# electricity_market_player

> Fill in a module description here

In [None]:
#| default_exp electricity_market_player

In [None]:
#| hide
from nbdev.showdoc import *

In [None]:
#| export
import optuna
from sb3_contrib import MaskablePPO
from sb3_contrib.common.maskable.policies import MaskableActorCriticPolicy
from sb3_contrib.common.wrappers import ActionMasker
from sb3_contrib.common.maskable.evaluation import evaluate_policy
from stable_baselines3.common.monitor import Monitor
from stable_baselines3.common.vec_env import DummyVecEnv

from electricity_market.electricity_market_env import ElectricityMarketEnv


In [None]:
#| export
def mask_fn(env):
    return env.action_masks()


env_config = {}

env = DummyVecEnv([lambda: Monitor(ActionMasker(ElectricityMarketEnv(env_config), mask_fn))])
model = MaskablePPO(MaskableActorCriticPolicy, env, verbose=0, seed=123456)
print("Training")
model.learn(total_timesteps=10_000, use_masking=True)
print("Evaluation")
mean_reward, std_reward = evaluate_policy(model, env, n_eval_episodes=10)
print(f"mean_reward:{mean_reward:.2f} +/- {std_reward:.2f}")

Training
Evaluation
mean_reward:15043267.07 +/- 66641.68


In [None]:
#| export
def optimize_agent(trial):
    # Define hyperparameters to optimize
    learning_rate = trial.suggest_float('learning_rate', 1e-5, 1e-1, log=True)
    n_steps = trial.suggest_int('n_steps', 16, 2048, log=True)
    batch_size = trial.suggest_int('batch_size', 16, 256, log=True)

    # Create environment
    env = DummyVecEnv([lambda: Monitor(ActionMasker(ElectricityMarketEnv(env_config), mask_fn))])
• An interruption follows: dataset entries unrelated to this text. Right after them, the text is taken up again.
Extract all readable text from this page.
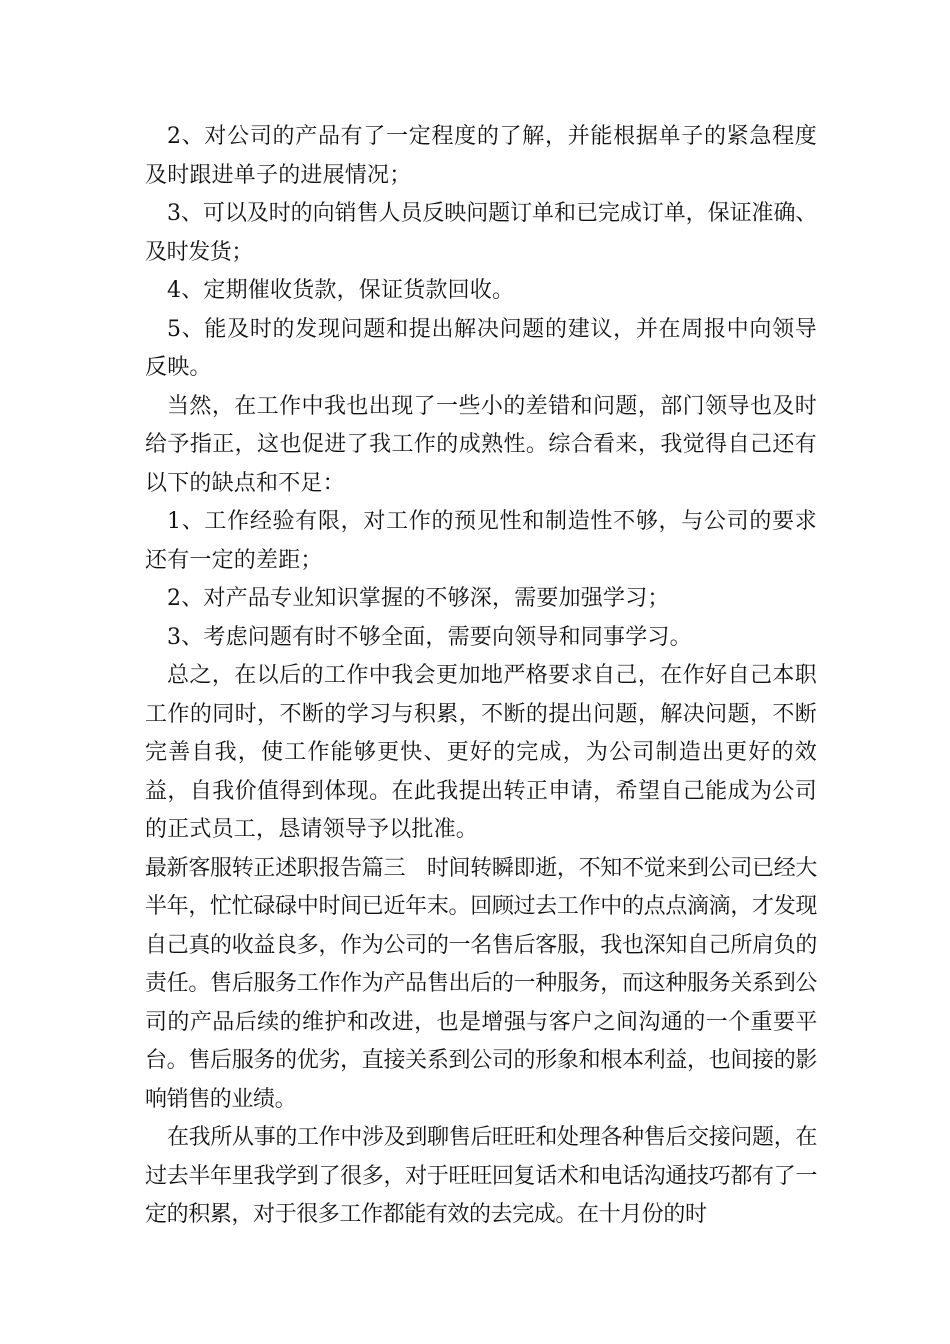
2、对公司的产品有了一定程度的了解，并能根据单子的紧急程度及时跟进单子的进展情况；

3、可以及时的向销售人员反映问题订单和已完成订单，保证准确、及时发货；

4、定期催收货款，保证货款回收。

5、能及时的发现问题和提出解决问题的建议，并在周报中向领导反映。

当然，在工作中我也出现了一些小的差错和问题，部门领导也及时给予指正，这也促进了我工作的成熟性。综合看来，我觉得自己还有以下的缺点和不足：

1、工作经验有限，对工作的预见性和制造性不够，与公司的要求还有一定的差距；

2、对产品专业知识掌握的不够深，需要加强学习；

3、考虑问题有时不够全面，需要向领导和同事学习。

总之，在以后的工作中我会更加地严格要求自己，在作好自己本职工作的同时，不断的学习与积累，不断的提出问题，解决问题，不断完善自我，使工作能够更快、更好的完成，为公司制造出更好的效益，自我价值得到体现。在此我提出转正申请，希望自己能成为公司的正式员工，恳请领导予以批准。

最新客服转正述职报告篇三　时间转瞬即逝，不知不觉来到公司已经大半年，忙忙碌碌中时间已近年末。回顾过去工作中的点点滴滴，才发现自己真的收益良多，作为公司的一名售后客服，我也深知自己所肩负的责任。售后服务工作作为产品售出后的一种服务，而这种服务关系到公司的产品后续的维护和改进，也是增强与客户之间沟通的一个重要平台。售后服务的优劣，直接关系到公司的形象和根本利益，也间接的影响销售的业绩。

在我所从事的工作中涉及到聊售后旺旺和处理各种售后交接问题，在过去半年里我学到了很多，对于旺旺回复话术和电话沟通技巧都有了一定的积累，对于很多工作都能有效的去完成。在十月份的时
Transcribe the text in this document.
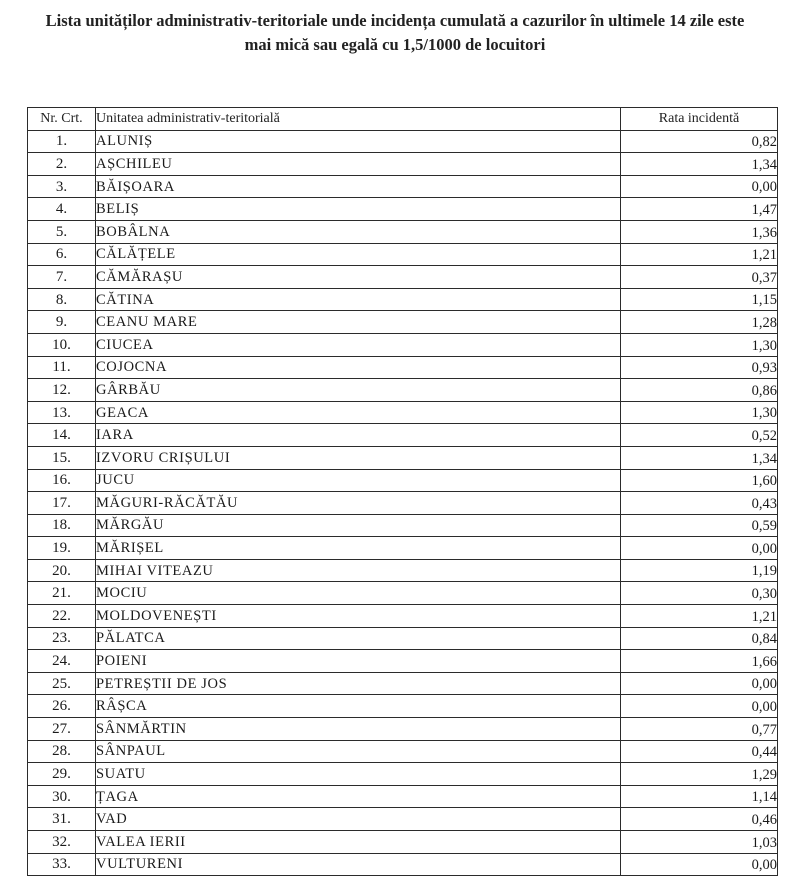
Lista unităților administrativ-teritoriale unde incidența cumulată a cazurilor în ultimele 14 zile este
mai mică sau egală cu 1,5/1000 de locuitori
Nr. Crt.	Unitatea administrativ-teritorială	Rata incidentă
1.	ALUNIȘ	0,82
2.	AȘCHILEU	1,34
3.	BĂIȘOARA	0,00
4.	BELIȘ	1,47
5.	BOBÂLNA	1,36
6.	CĂLĂȚELE	1,21
7.	CĂMĂRAȘU	0,37
8.	CĂTINA	1,15
9.	CEANU MARE	1,28
10.	CIUCEA	1,30
11.	COJOCNA	0,93
12.	GÂRBĂU	0,86
13.	GEACA	1,30
14.	IARA	0,52
15.	IZVORU CRIȘULUI	1,34
16.	JUCU	1,60
17.	MĂGURI-RĂCĂTĂU	0,43
18.	MĂRGĂU	0,59
19.	MĂRIȘEL	0,00
20.	MIHAI VITEAZU	1,19
21.	MOCIU	0,30
22.	MOLDOVENEȘTI	1,21
23.	PĂLATCA	0,84
24.	POIENI	1,66
25.	PETREȘTII DE JOS	0,00
26.	RÂȘCA	0,00
27.	SÂNMĂRTIN	0,77
28.	SÂNPAUL	0,44
29.	SUATU	1,29
30.	ȚAGA	1,14
31.	VAD	0,46
32.	VALEA IERII	1,03
33.	VULTURENI	0,00
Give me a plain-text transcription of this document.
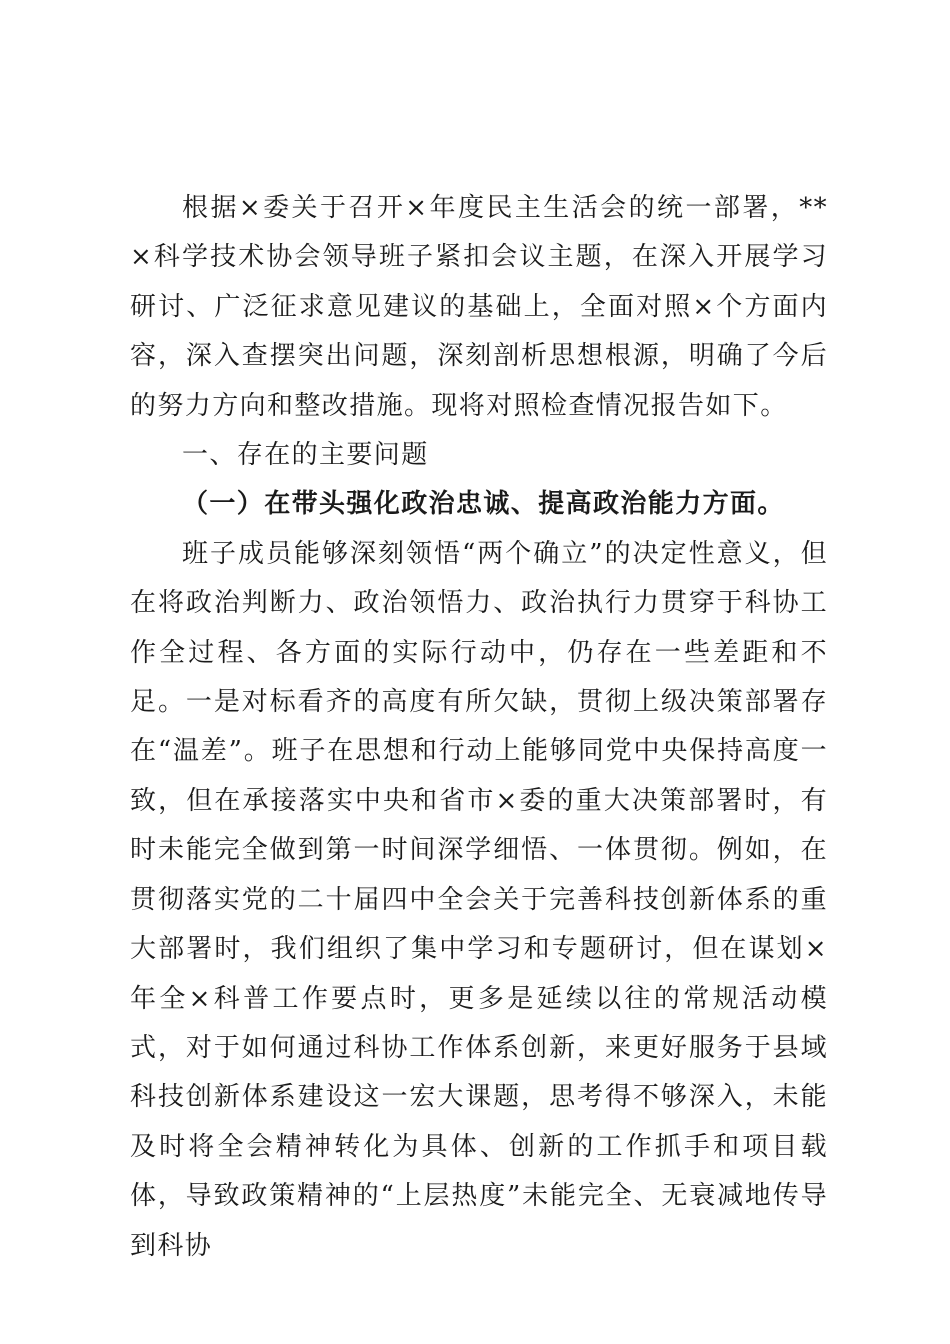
根据×委关于召开×年度民主生活会的统一部署，**×科学技术协会领导班子紧扣会议主题，在深入开展学习研讨、广泛征求意见建议的基础上，全面对照×个方面内容，深入查摆突出问题，深刻剖析思想根源，明确了今后的努力方向和整改措施。现将对照检查情况报告如下。

一、存在的主要问题

（一）在带头强化政治忠诚、提高政治能力方面。

班子成员能够深刻领悟“两个确立”的决定性意义，但在将政治判断力、政治领悟力、政治执行力贯穿于科协工作全过程、各方面的实际行动中，仍存在一些差距和不足。一是对标看齐的高度有所欠缺，贯彻上级决策部署存在“温差”。班子在思想和行动上能够同党中央保持高度一致，但在承接落实中央和省市×委的重大决策部署时，有时未能完全做到第一时间深学细悟、一体贯彻。例如，在贯彻落实党的二十届四中全会关于完善科技创新体系的重大部署时，我们组织了集中学习和专题研讨，但在谋划×年全×科普工作要点时，更多是延续以往的常规活动模式，对于如何通过科协工作体系创新，来更好服务于县域科技创新体系建设这一宏大课题，思考得不够深入，未能及时将全会精神转化为具体、创新的工作抓手和项目载体，导致政策精神的“上层热度”未能完全、无衰减地传导到科协
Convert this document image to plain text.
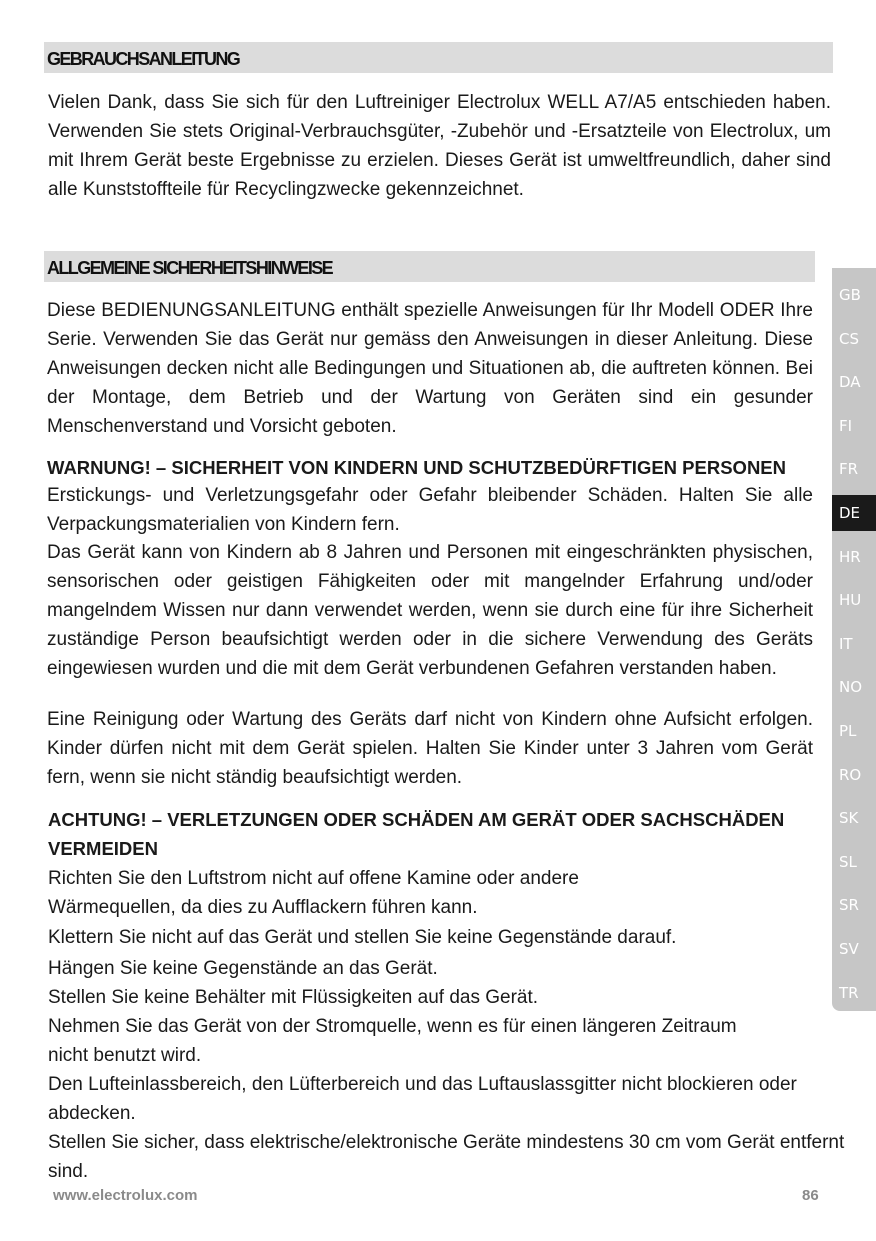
GEBRAUCHSANLEITUNG

Vielen Dank, dass Sie sich für den Luftreiniger Electrolux WELL A7/A5 entschieden haben. Verwenden Sie stets Original-Verbrauchsgüter, -Zubehör und -Ersatzteile von Electrolux, um mit Ihrem Gerät beste Ergebnisse zu erzielen. Dieses Gerät ist umweltfreundlich, daher sind alle Kunststoffteile für Recyclingzwecke gekennzeichnet.

ALLGEMEINE SICHERHEITSHINWEISE

Diese BEDIENUNGSANLEITUNG enthält spezielle Anweisungen für Ihr Modell ODER Ihre Serie. Verwenden Sie das Gerät nur gemäss den Anweisungen in dieser Anleitung. Diese Anweisungen decken nicht alle Bedingungen und Situationen ab, die auftreten können. Bei der Montage, dem Betrieb und der Wartung von Geräten sind ein gesunder Menschenverstand und Vorsicht geboten.

WARNUNG! – SICHERHEIT VON KINDERN UND SCHUTZBEDÜRFTIGEN PERSONEN

Erstickungs- und Verletzungsgefahr oder Gefahr bleibender Schäden. Halten Sie alle Verpackungsmaterialien von Kindern fern.

Das Gerät kann von Kindern ab 8 Jahren und Personen mit eingeschränkten physischen, sensorischen oder geistigen Fähigkeiten oder mit mangelnder Erfahrung und/oder mangelndem Wissen nur dann verwendet werden, wenn sie durch eine für ihre Sicherheit zuständige Person beaufsichtigt werden oder in die sichere Verwendung des Geräts eingewiesen wurden und die mit dem Gerät verbundenen Gefahren verstanden haben.

Eine Reinigung oder Wartung des Geräts darf nicht von Kindern ohne Aufsicht erfolgen. Kinder dürfen nicht mit dem Gerät spielen. Halten Sie Kinder unter 3 Jahren vom Gerät fern, wenn sie nicht ständig beaufsichtigt werden.

ACHTUNG! – VERLETZUNGEN ODER SCHÄDEN AM GERÄT ODER SACHSCHÄDEN VERMEIDEN

Richten Sie den Luftstrom nicht auf offene Kamine oder andere Wärmequellen, da dies zu Aufflackern führen kann.

Klettern Sie nicht auf das Gerät und stellen Sie keine Gegenstände darauf.

Hängen Sie keine Gegenstände an das Gerät.

Stellen Sie keine Behälter mit Flüssigkeiten auf das Gerät.

Nehmen Sie das Gerät von der Stromquelle, wenn es für einen längeren Zeitraum nicht benutzt wird.

Den Lufteinlassbereich, den Lüfterbereich und das Luftauslassgitter nicht blockieren oder abdecken.

Stellen Sie sicher, dass elektrische/elektronische Geräte mindestens 30 cm vom Gerät entfernt sind.

GB
CS
DA
FI
FR
DE
HR
HU
IT
NO
PL
RO
SK
SL
SR
SV
TR
www.electrolux.com	86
    # Create the MaskablePPO model with suggested hyperparameters
    model = MaskablePPO(
        MaskableActorCriticPolicy,
        env,
        learning_rate=learning_rate,
        n_steps=n_steps,
        batch_size=batch_size,
        verbose=0,
        seed=123456
    )

    # Train the model
    model.learn(total_timesteps=int(1e5))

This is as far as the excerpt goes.